TB is winning
In a piece in The New York Times, medical anthropologist and professor at Harvard University, doctor, and health care advocate Paul Farmer writes: “One of TB’s lamentable champions is a common strain of public-health expertise, which has long lowballed what it takes to cure tuberculosis and halt transmission of increasingly resistant strains of it. A host of ill-conceived and unambitious policies have all but ignored TB’s innovations. That’s why humans aren’t winning the war against TB, which last year killed 1.8 million people, regaining its old title as the world’s leading infectious killer of adults. Happy World TB Day.”
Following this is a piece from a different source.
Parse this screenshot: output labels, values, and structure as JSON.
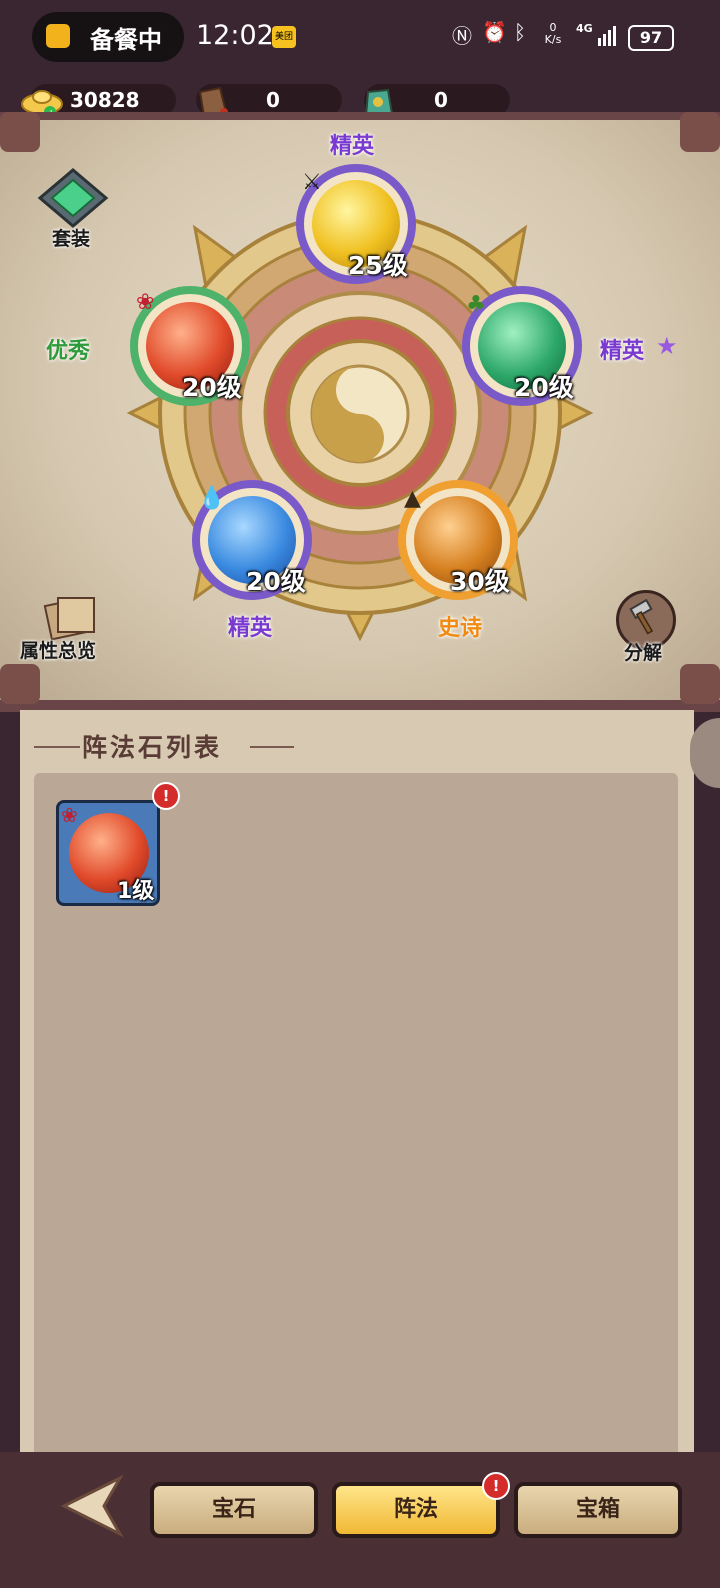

World TB Day was March 24.
Society for Applied Anthropology meetings
The Santa Fe New Mexican reported on the annual meeting of the Society for Applied Anthropology, being held in Santa Fe from March 28 through April 1. The article spotlighted the work of Nancy Owen Lewis including her comments from an interview. Lewis is a School for Advanced Research (SAR) scholar-in-residence and chairwoman of the SfAA conference. The conference has the theme of Trails, Traditions, and New Directions. Its 280 page-long program lists scores of presentations by experts on topics in physical anthropology, archaeology, and cultural anthropology. Lewis’ most recent book, Chasing the Cure in New Mexico: Tuberculosis and the Quest for Health, was published last year by the Museum of New Mexico Press. In the interview, she said discussions related to Trump administration policies “will thread through the conference,” noting that one presentation confronts a White House initiative head-on: the Crucial Conversations roundtable on Sanctuary vs. Sanctions looks at Trump’s xenophobic stance on sanctuary cities like Santa Fe.